ORÍGENES // JOSÉ MARÍA BERMÚDEZ DE CASTRO

* Director del Centro Nacional de Investigación sobre Evolución Humana, Burgos

La identificación de las especies en el registro fósil es quizá uno de los mayores problemas que tenemos en evolución humana y que suelen dificultar la comprensión de este ámbito científico a los que se interesan por primera vez por los orígenes de la humanidad. El reconocimiento de la especies vivas no es nada sencillo, aunque los biólogos tienen a su disposición los ejemplares vivos, que informan no sólo sobre su anatomía y morfología, sino también sobre su fisiología, comportamiento, hábitat... Los paleontólogos sólo contamos con los fósiles, por lo que la identificación de las especies se convierte en la recopilación de un conjunto de caracteres anatómicos y morfológicos singulares de las partes conservadas.

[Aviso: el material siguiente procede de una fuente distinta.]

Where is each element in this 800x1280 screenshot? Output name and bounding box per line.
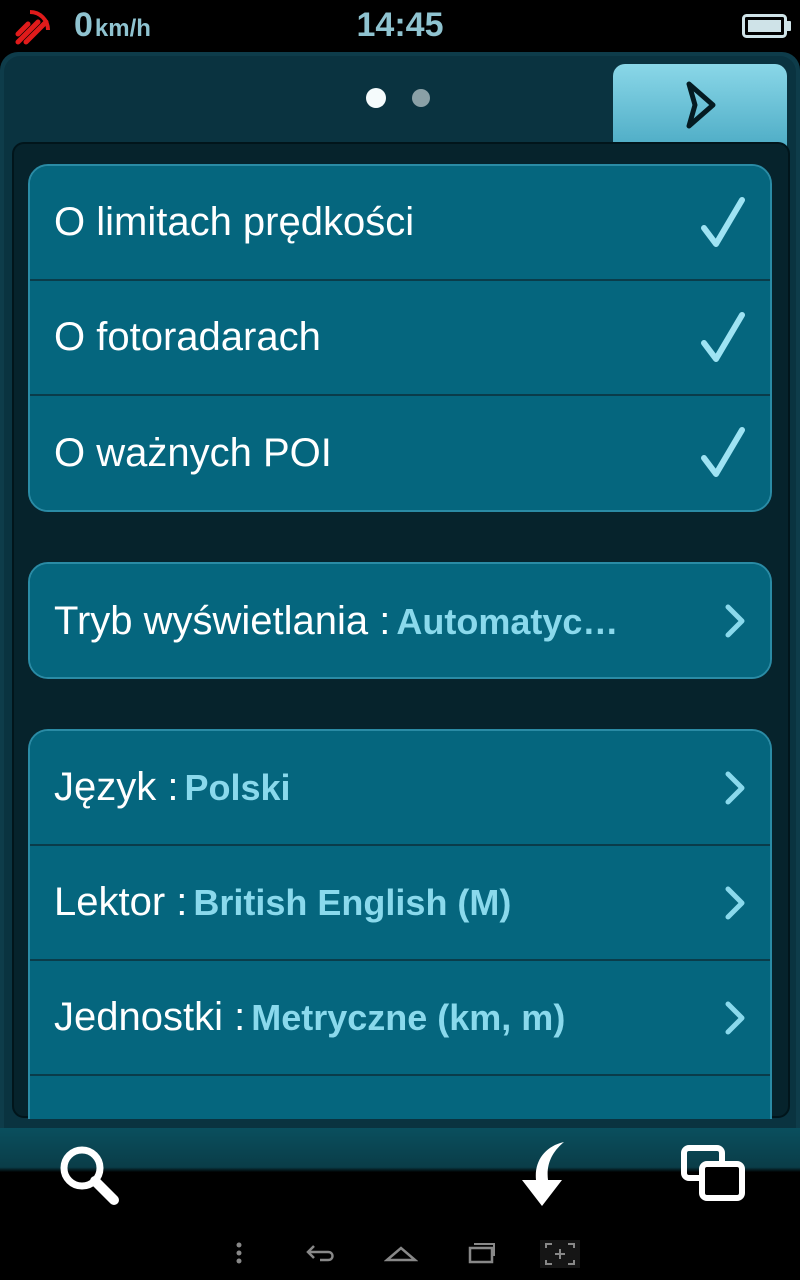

Por ese motivo, en Paleontología se tiende a pensar en las especies con una concepción totalmente estática. Las colecciones inertes de fósiles se comparan hasta la saciedad y, de acuerdo con los criterios personales de cada especialista y el método utilizado, decidimos si las diferencias observadas permiten distinguir dos colecciones lo suficiente como para considerarlas especies diferentes. En definitiva, las concepciones dinámicas de la biología de los seres vivos se tienden a ignorar y el debate se convierte en una historia interminable.

Sin embargo, los paleontólogos no debemos olvidar que las especies son entidades biológicas que, aunque ya se hayan extinguido, han estado formadas por individuos vivos y han sido resultado de un proceso dinámico de especiación. En este proceso son esenciales el espacio y el tiempo. Conocer el espacio es saber de geografía o, si se prefiere, de paleo-geografía y paleo-climatología. Los mapas que podríamos confeccionar en cada momento del Pleistoceno variarían en función del clima. Durante las épocas glaciales, el hielo acumulado en los continente llevó a descensos de hasta 150 metros en el nivel del mar. ¿Alguien puede imaginarse que durante las época glaciales del Pleistoceno hubiera que recorrer unos 100 kilómetros para llegar a la costa desde donde hoy está ubicada la ciudad de Venecia? Las barreras geográficas han sido siempre elementos esenciales de la evolución de las especies. En épocas glaciales las poblaciones europeas de homininos pudieron quedar aisladas unas de otras durante milenios por las cadenas montañosas, como el Cáucaso, los Alpes o los propios Pirineos.

Por otro lado, el concepto de tiempo se nos escapa con facilidad. El espacio y el tiempo pudieron mantener la identidad histórica de muchas poblaciones del Pleistoceno durante milenios. No importa si en las fronteras del área de distribución de estas poblaciones se establecieron intercambios genéticos con otras poblaciones, por otra parte imposibles de demostrar. No podemos viajar al pasado, por lo que seguiremos discutiendo hasta el aburrimiento si Homo erectus vivió sólo en el Lejano Oriente o fue una especie cosmopolita.